Don Rumata tiene su cuadrilla de esclavos que lo acompañan, y deambula ya sea a pie o a caballo, además de contener todo un séquito variado, cuestionando en voz alta la materia profunda de la condición humana, el deambular no deja de ser un carnaval, un desfile que más que celebrar la vida, celebra la muerte. Llama la atención desde la primera vez que ocurre: cuando lo encontramos por primera vez, despertando en su recinto, acicalándose, sostiene en sus manos una flauta esculpida de madera larga, y deposita sus labios en ella. En lugar de que una melodía medieval melancólica inunde el aire como pareciese, es una tomada de jazz casi reconocible: ¿Charles Mingus?, ¿Thelonious Monk?, ¿ambos? Una especie de free jazz, que es de lo poco que proviene del futuro, o digamos del otro planeta que existe paralelamente, anacrónicamente la tonada nos lleva más hacia los 60 que al siglo XXI; German también está haciendo una adaptación fuera de tiempo, no es actual.
El primer plano que contemplamos al inicio del filme, que contiene la explicación en voz en off de un narrador, junto con varias otras tomas de establecimiento a lo largo de la cinta, podrían tener que ver con la propuesta estética de Pieter Brueghel el Viejo, pero en realidad, si miramos más a fondo, la mayoría de las composiciones en cuadro tienen mucho más que ver con el trabajo del pintor Hieronymus Bosch (El Bosco).
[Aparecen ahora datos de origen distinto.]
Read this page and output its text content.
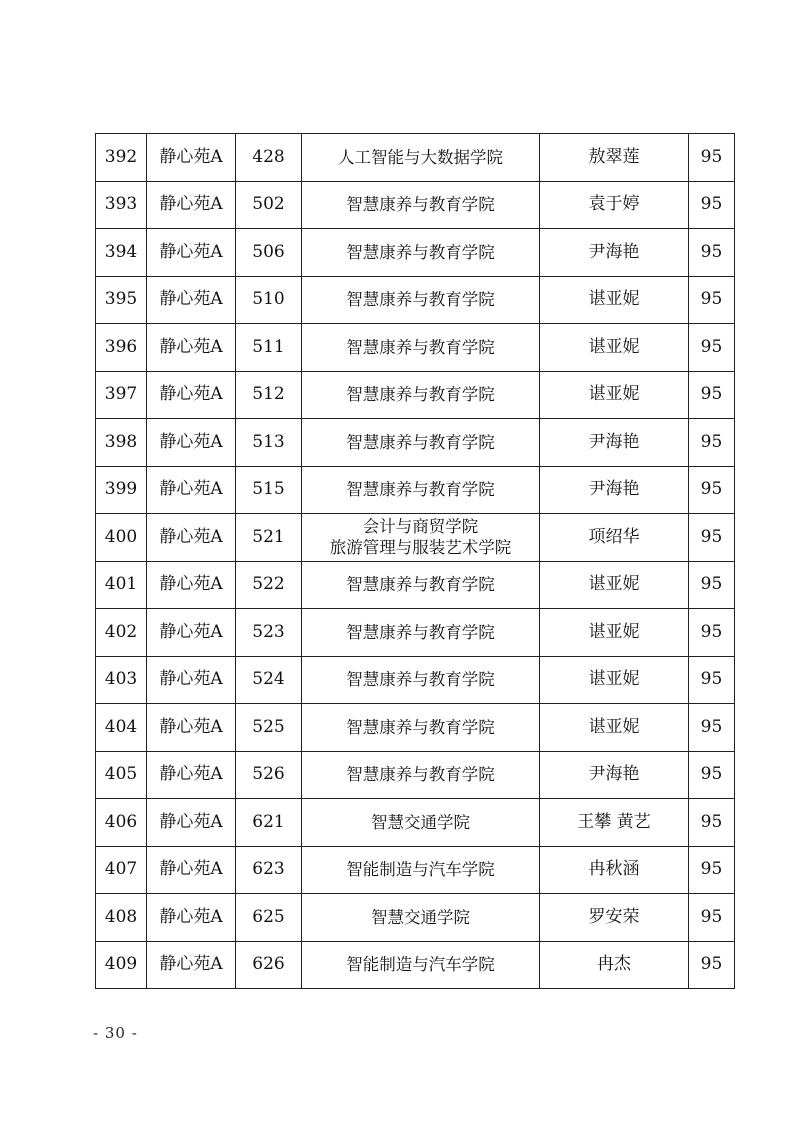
392	静心苑A	428	人工智能与大数据学院	敖翠莲	95
393	静心苑A	502	智慧康养与教育学院	袁于婷	95
394	静心苑A	506	智慧康养与教育学院	尹海艳	95
395	静心苑A	510	智慧康养与教育学院	谌亚妮	95
396	静心苑A	511	智慧康养与教育学院	谌亚妮	95
397	静心苑A	512	智慧康养与教育学院	谌亚妮	95
398	静心苑A	513	智慧康养与教育学院	尹海艳	95
399	静心苑A	515	智慧康养与教育学院	尹海艳	95
400	静心苑A	521	会计与商贸学院
旅游管理与服装艺术学院	项绍华	95
401	静心苑A	522	智慧康养与教育学院	谌亚妮	95
402	静心苑A	523	智慧康养与教育学院	谌亚妮	95
403	静心苑A	524	智慧康养与教育学院	谌亚妮	95
404	静心苑A	525	智慧康养与教育学院	谌亚妮	95
405	静心苑A	526	智慧康养与教育学院	尹海艳	95
406	静心苑A	621	智慧交通学院	王攀 黄艺	95
407	静心苑A	623	智能制造与汽车学院	冉秋涵	95
408	静心苑A	625	智慧交通学院	罗安荣	95
409	静心苑A	626	智能制造与汽车学院	冉杰	95
- 30 -
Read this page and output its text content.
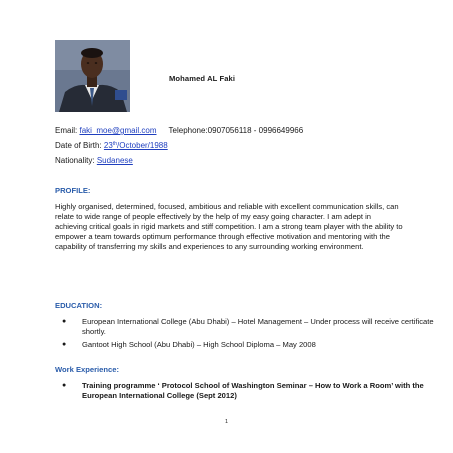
Mohamed AL Faki
Email: faki_moe@gmail.com Telephone:0907056118 - 0996649966
Date of Birth: 23th/October/1988
Nationality: Sudanese
PROFILE:

Highly organised, determined, focused, ambitious and reliable with excellent communication skills, can relate to wide range of people effectively by the help of my easy going character. I am adept in achieving critical goals in rigid markets and stiff competition. I am a strong team player with the ability to empower a team towards optimum performance through effective motivation and mentoring with the capability of transferring my skills and experiences to any surrounding working environment.

EDUCATION:
● European International College (Abu Dhabi) – Hotel Management – Under process will receive certificate shortly.
● Gantoot High School (Abu Dhabi) – High School Diploma – May 2008
Work Experience:
● Training programme ‘ Protocol School of Washington Seminar – How to Work a Room’ with the European International College (Sept 2012)
1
Pasillos infernales simbólicos, representando una era oscurantista previa al Renacimiento, tal parece que esa aguardada nueva era está condenada a quizás jamás existir, porque para ello necesitaríamos no tener una humanidad; llena de desesperación, nos lo grita a la cara la opus magnum de Aleksei German. Condenados a vivir eternamente en la barbarie, en las tinieblas, porque es conveniente para quienes les importa que así lo sea, personas de otros planetas que conservan el poder en este, y que viven en el futuro de la mente del poeta.